Dive Brief:
- Telehealth company Amwell is in trouble with the New York Stock Exchange for its stock price trading below the minimum standard for listing.
- Amwell was a high-flying stock during COVID-19, as the value of telehealth companies soared due to demand for virtually provided medical care. The price of Amwell’s shares peaked at $42.80 in January 2021. However, for the past 30 days, Amwell’s shares have closed at less than $1, sparking a warning notice from the NYSE.
- NYSE rules give Amwell six months to regain compliance. In a Thursday release, Amwell said it plans to effect a reverse stock split — when existing shares are consolidated into fewer but more valuable shares, boosting a company’s stock price. Amwell’s board and shareholders will vote on the proposal at an annual meeting later this year.
Dive Insight:
The notice doesn’t affect Amwell’s business operations or the immediate status of its stock. However, it’s the latest sign of trouble at the Boston-based company, which went public during the height of the telehealth craze in late 2020, but has since struggled to translate that momentum into long-term success.
Amwell’s stock has trended down since early 2021
Market challenges, like the return of in-person care and aggressive competition among telehealth vendors, have certainly been factors in Amwell’s decline, but a series of strategic missteps has also contributed, according to an Axios investigation published earlier this month.
Those include rushing to sign up clients for Converge, Amwell’s telehealth platform bringing together its offerings along with third-party apps. Despite Amwell leadership touting Converge as a sea change for hybrid virtual and physical care enablement, the platform was launched before it was fully built out, Axios found.
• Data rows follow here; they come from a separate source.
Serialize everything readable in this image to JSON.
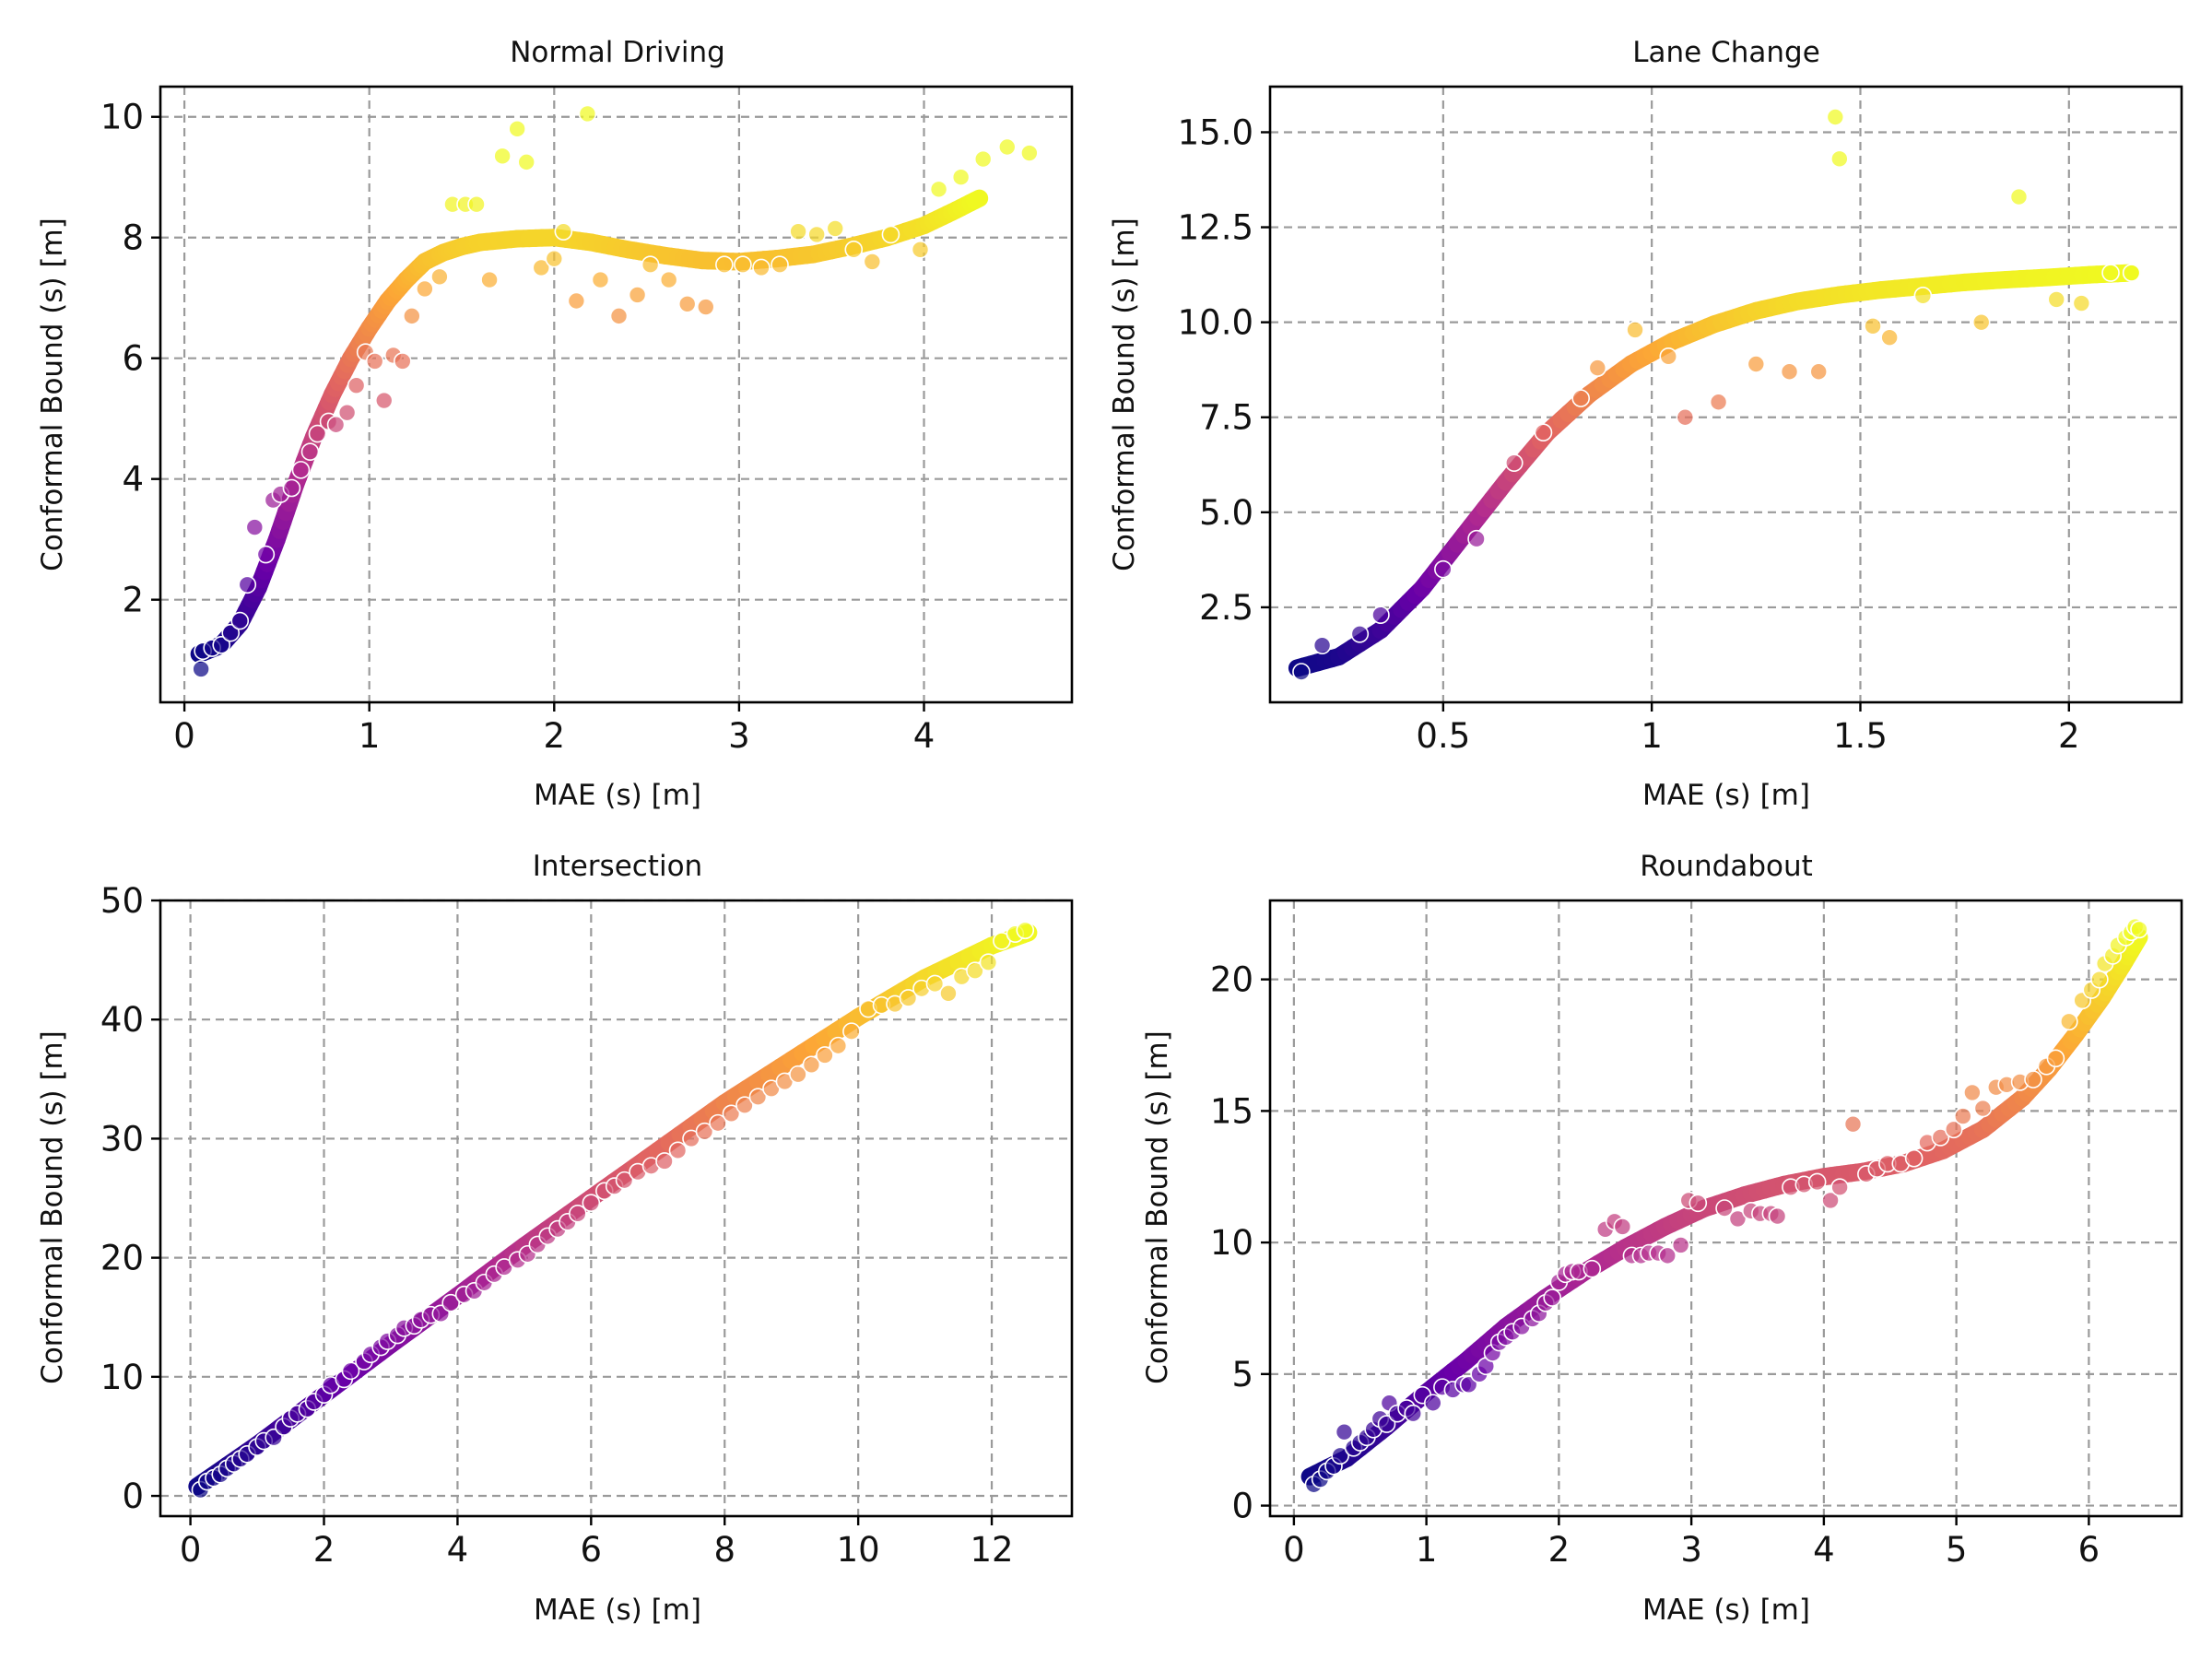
{
  "chart_data": [
    {
      "type": "scatter",
      "title": "Normal Driving",
      "xlabel": "MAE (s) [m]",
      "ylabel": "Conformal Bound (s) [m]",
      "xlim": [
        -0.13,
        4.8
      ],
      "ylim": [
        0.3,
        10.5
      ],
      "xticks": [
        0,
        1,
        2,
        3,
        4
      ],
      "yticks": [
        2,
        4,
        6,
        8,
        10
      ],
      "ytick_labels": [
        "2",
        "4",
        "6",
        "8",
        "10"
      ],
      "grid": true,
      "colormap": [
        "#0d0887",
        "#6a00a8",
        "#b12a90",
        "#e16462",
        "#fca636",
        "#f0f921"
      ],
      "trend": {
        "name": "fit",
        "x": [
          0.08,
          0.2,
          0.3,
          0.4,
          0.5,
          0.6,
          0.7,
          0.8,
          0.9,
          1.0,
          1.1,
          1.2,
          1.3,
          1.4,
          1.5,
          1.6,
          1.8,
          2.0,
          2.2,
          2.4,
          2.6,
          2.8,
          3.0,
          3.2,
          3.4,
          3.6,
          3.8,
          4.0,
          4.15,
          4.3
        ],
        "y": [
          1.1,
          1.25,
          1.6,
          2.2,
          3.0,
          3.9,
          4.7,
          5.4,
          6.0,
          6.5,
          6.95,
          7.3,
          7.6,
          7.75,
          7.85,
          7.92,
          7.98,
          8.0,
          7.92,
          7.8,
          7.7,
          7.62,
          7.6,
          7.65,
          7.72,
          7.85,
          8.0,
          8.2,
          8.42,
          8.65
        ]
      },
      "points": {
        "x": [
          0.09,
          0.1,
          0.15,
          0.2,
          0.25,
          0.3,
          0.34,
          0.38,
          0.44,
          0.48,
          0.52,
          0.58,
          0.63,
          0.68,
          0.72,
          0.78,
          0.82,
          0.88,
          0.93,
          0.98,
          1.03,
          1.08,
          1.13,
          1.18,
          1.23,
          1.3,
          1.38,
          1.45,
          1.52,
          1.58,
          1.65,
          1.72,
          1.8,
          1.85,
          1.93,
          2.0,
          2.05,
          2.12,
          2.18,
          2.25,
          2.35,
          2.45,
          2.52,
          2.62,
          2.72,
          2.82,
          2.92,
          3.02,
          3.12,
          3.22,
          3.32,
          3.42,
          3.52,
          3.62,
          3.72,
          3.82,
          3.98,
          4.08,
          4.2,
          4.32,
          4.45,
          4.57
        ],
        "y": [
          0.85,
          1.15,
          1.2,
          1.25,
          1.45,
          1.65,
          2.25,
          3.2,
          2.75,
          3.65,
          3.75,
          3.85,
          4.15,
          4.45,
          4.75,
          4.95,
          4.9,
          5.1,
          5.55,
          6.1,
          5.95,
          5.3,
          6.05,
          5.95,
          6.7,
          7.15,
          7.35,
          8.55,
          8.55,
          8.55,
          7.3,
          9.35,
          9.8,
          9.25,
          7.5,
          7.65,
          8.1,
          6.95,
          10.05,
          7.3,
          6.7,
          7.05,
          7.55,
          7.3,
          6.9,
          6.85,
          7.55,
          7.55,
          7.5,
          7.55,
          8.1,
          8.05,
          8.15,
          7.8,
          7.6,
          8.05,
          7.8,
          8.8,
          9.0,
          9.3,
          9.5,
          9.4
        ]
      }
    },
    {
      "type": "scatter",
      "title": "Lane Change",
      "xlabel": "MAE (s) [m]",
      "ylabel": "Conformal Bound (s) [m]",
      "xlim": [
        0.085,
        2.27
      ],
      "ylim": [
        0.0,
        16.2
      ],
      "xticks": [
        0.5,
        1.0,
        1.5,
        2.0
      ],
      "yticks": [
        2.5,
        5.0,
        7.5,
        10.0,
        12.5,
        15.0
      ],
      "ytick_labels": [
        "2.5",
        "5.0",
        "7.5",
        "10.0",
        "12.5",
        "15.0"
      ],
      "grid": true,
      "colormap": [
        "#0d0887",
        "#6a00a8",
        "#b12a90",
        "#e16462",
        "#fca636",
        "#f0f921"
      ],
      "trend": {
        "name": "fit",
        "x": [
          0.15,
          0.25,
          0.35,
          0.45,
          0.55,
          0.65,
          0.75,
          0.85,
          0.95,
          1.05,
          1.15,
          1.25,
          1.35,
          1.45,
          1.55,
          1.65,
          1.75,
          1.85,
          1.95,
          2.05,
          2.15
        ],
        "y": [
          0.9,
          1.2,
          1.9,
          3.0,
          4.4,
          5.8,
          7.1,
          8.1,
          8.9,
          9.5,
          9.95,
          10.3,
          10.55,
          10.72,
          10.85,
          10.95,
          11.05,
          11.12,
          11.18,
          11.25,
          11.3
        ]
      },
      "points": {
        "x": [
          0.16,
          0.21,
          0.3,
          0.35,
          0.5,
          0.58,
          0.67,
          0.74,
          0.83,
          0.87,
          0.96,
          1.04,
          1.08,
          1.16,
          1.25,
          1.33,
          1.4,
          1.44,
          1.45,
          1.53,
          1.57,
          1.65,
          1.79,
          1.88,
          1.97,
          2.03,
          2.1,
          2.15
        ],
        "y": [
          0.8,
          1.5,
          1.8,
          2.3,
          3.5,
          4.3,
          6.3,
          7.1,
          8.0,
          8.8,
          9.8,
          9.1,
          7.5,
          7.9,
          8.9,
          8.7,
          8.7,
          15.4,
          14.3,
          9.9,
          9.6,
          10.7,
          10.0,
          13.3,
          10.6,
          10.5,
          11.3,
          11.3
        ]
      }
    },
    {
      "type": "scatter",
      "title": "Intersection",
      "xlabel": "MAE (s) [m]",
      "ylabel": "Conformal Bound (s) [m]",
      "xlim": [
        -0.45,
        13.2
      ],
      "ylim": [
        -1.7,
        50
      ],
      "xticks": [
        0,
        2,
        4,
        6,
        8,
        10,
        12
      ],
      "yticks": [
        0,
        10,
        20,
        30,
        40,
        50
      ],
      "ytick_labels": [
        "0",
        "10",
        "20",
        "30",
        "40",
        "50"
      ],
      "grid": true,
      "colormap": [
        "#0d0887",
        "#6a00a8",
        "#b12a90",
        "#e16462",
        "#fca636",
        "#f0f921"
      ],
      "trend": {
        "name": "fit",
        "x": [
          0.1,
          1,
          2,
          3,
          4,
          5,
          6,
          7,
          8,
          9,
          10,
          11,
          12,
          12.55
        ],
        "y": [
          0.8,
          4.3,
          8.5,
          12.7,
          16.8,
          21.0,
          25.0,
          29.0,
          33.0,
          36.6,
          40.2,
          43.5,
          46.2,
          47.3
        ]
      },
      "points": {
        "x": [
          0.15,
          0.25,
          0.35,
          0.45,
          0.55,
          0.65,
          0.75,
          0.85,
          1.0,
          1.1,
          1.25,
          1.4,
          1.5,
          1.6,
          1.75,
          1.85,
          2.0,
          2.1,
          2.3,
          2.4,
          2.6,
          2.7,
          2.85,
          2.95,
          3.1,
          3.2,
          3.35,
          3.45,
          3.6,
          3.75,
          3.9,
          4.1,
          4.25,
          4.4,
          4.55,
          4.7,
          4.9,
          5.05,
          5.2,
          5.35,
          5.5,
          5.65,
          5.8,
          6.0,
          6.2,
          6.35,
          6.5,
          6.7,
          6.9,
          7.1,
          7.3,
          7.5,
          7.7,
          7.9,
          8.1,
          8.3,
          8.5,
          8.7,
          8.9,
          9.1,
          9.3,
          9.5,
          9.7,
          9.9,
          10.15,
          10.35,
          10.55,
          10.75,
          10.95,
          11.15,
          11.35,
          11.55,
          11.75,
          11.95,
          12.15,
          12.35,
          12.5
        ],
        "y": [
          0.5,
          1.2,
          1.5,
          1.8,
          2.3,
          2.7,
          3.1,
          3.5,
          4.1,
          4.6,
          4.9,
          5.8,
          6.5,
          6.9,
          7.3,
          7.9,
          8.5,
          9.3,
          9.8,
          10.5,
          11.3,
          11.9,
          12.5,
          13.0,
          13.5,
          14.1,
          14.3,
          14.8,
          15.2,
          15.3,
          16.2,
          16.9,
          17.2,
          17.9,
          18.6,
          19.2,
          19.8,
          20.3,
          21.1,
          21.8,
          22.4,
          23.0,
          23.7,
          24.6,
          25.6,
          26.0,
          26.5,
          27.2,
          27.7,
          28.1,
          29.0,
          30.0,
          30.6,
          31.3,
          32.1,
          32.8,
          33.5,
          34.2,
          34.8,
          35.4,
          36.2,
          37.0,
          37.8,
          39.0,
          40.9,
          41.2,
          41.3,
          41.8,
          42.6,
          43.0,
          42.2,
          43.6,
          44.1,
          44.8,
          46.6,
          47.2,
          47.5
        ]
      }
    },
    {
      "type": "scatter",
      "title": "Roundabout",
      "xlabel": "MAE (s) [m]",
      "ylabel": "Conformal Bound (s) [m]",
      "xlim": [
        -0.18,
        6.7
      ],
      "ylim": [
        -0.4,
        23
      ],
      "xticks": [
        0,
        1,
        2,
        3,
        4,
        5,
        6
      ],
      "yticks": [
        0,
        5,
        10,
        15,
        20
      ],
      "ytick_labels": [
        "0",
        "5",
        "10",
        "15",
        "20"
      ],
      "grid": true,
      "colormap": [
        "#0d0887",
        "#6a00a8",
        "#b12a90",
        "#e16462",
        "#fca636",
        "#f0f921"
      ],
      "trend": {
        "name": "fit",
        "x": [
          0.12,
          0.4,
          0.7,
          1.0,
          1.3,
          1.6,
          1.9,
          2.2,
          2.5,
          2.8,
          3.1,
          3.4,
          3.7,
          4.0,
          4.3,
          4.6,
          4.9,
          5.2,
          5.5,
          5.7,
          5.9,
          6.1,
          6.25,
          6.38
        ],
        "y": [
          1.1,
          1.8,
          3.0,
          4.3,
          5.5,
          6.8,
          7.9,
          8.9,
          9.8,
          10.6,
          11.3,
          11.8,
          12.2,
          12.5,
          12.7,
          13.0,
          13.5,
          14.3,
          15.5,
          16.6,
          17.9,
          19.3,
          20.5,
          21.6
        ]
      },
      "points": {
        "x": [
          0.15,
          0.2,
          0.25,
          0.3,
          0.35,
          0.38,
          0.45,
          0.5,
          0.55,
          0.6,
          0.65,
          0.7,
          0.72,
          0.78,
          0.85,
          0.9,
          0.97,
          1.05,
          1.12,
          1.2,
          1.28,
          1.32,
          1.4,
          1.45,
          1.5,
          1.55,
          1.6,
          1.65,
          1.72,
          1.8,
          1.85,
          1.9,
          1.95,
          2.0,
          2.05,
          2.1,
          2.15,
          2.25,
          2.35,
          2.42,
          2.48,
          2.55,
          2.62,
          2.68,
          2.75,
          2.82,
          2.92,
          2.98,
          3.05,
          3.25,
          3.35,
          3.45,
          3.52,
          3.6,
          3.65,
          3.75,
          3.85,
          3.95,
          4.05,
          4.12,
          4.22,
          4.32,
          4.4,
          4.48,
          4.58,
          4.68,
          4.78,
          4.88,
          4.98,
          5.05,
          5.12,
          5.2,
          5.3,
          5.38,
          5.48,
          5.58,
          5.68,
          5.75,
          5.85,
          5.95,
          6.02,
          6.08,
          6.12,
          6.18,
          6.22,
          6.28,
          6.32,
          6.35,
          6.38
        ],
        "y": [
          0.8,
          1.0,
          1.3,
          1.5,
          1.9,
          2.8,
          2.2,
          2.4,
          2.6,
          2.9,
          3.3,
          3.1,
          3.9,
          3.5,
          3.7,
          3.5,
          4.2,
          3.9,
          4.5,
          4.4,
          4.6,
          4.6,
          5.0,
          5.3,
          5.8,
          6.2,
          6.4,
          6.6,
          6.8,
          7.1,
          7.3,
          7.7,
          7.9,
          8.5,
          8.8,
          8.9,
          8.9,
          9.0,
          10.5,
          10.8,
          10.6,
          9.5,
          9.5,
          9.6,
          9.6,
          9.5,
          9.9,
          11.6,
          11.5,
          11.3,
          10.9,
          11.2,
          11.1,
          11.1,
          11.0,
          12.1,
          12.2,
          12.3,
          11.6,
          12.1,
          14.5,
          12.6,
          12.8,
          13.0,
          13.0,
          13.2,
          13.8,
          14.0,
          14.3,
          14.8,
          15.7,
          15.1,
          15.9,
          16.0,
          16.1,
          16.2,
          16.7,
          17.0,
          18.4,
          19.2,
          19.6,
          20.0,
          20.6,
          20.9,
          21.3,
          21.6,
          21.8,
          22.0,
          21.9
        ]
      }
    }
  ]
}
Still, Amwell CEO Ido Schoenberg told investors in February he has “high conviction” the company will reach profitability in the next few years, in part due to Amwell migrating more customers to Converge.
In February, Amwell posted a $679 million net loss in 2023, up sharply from its loss of $272 million in 2022.
To cut costs, Amwell has undergone a series of layoffs, culling its headcount by about 10% since the end of 2023.
Amwell says it should break even on adjusted earnings before interest, taxes, depreciation and amortization in 2026.
An Amwell spokesperson declined to comment for this story.
Other healthcare companies currently in hot water with stock exchanges include primary care chain Cano Health and pharmacy chain Rite Aid, which face delisting from the NYSE if they can’t effect turnaround plans. In addition, health IT company Veradigm was delisted from the Nasdaq earlier this year after failing to comply with financial reporting requirements.
If a stock is delisted, it can continue to trade over the counter, but it’s likely the market will be less liquid. In 2023, 470 stocks were delisted from the NYSE, according to Stock Analysis.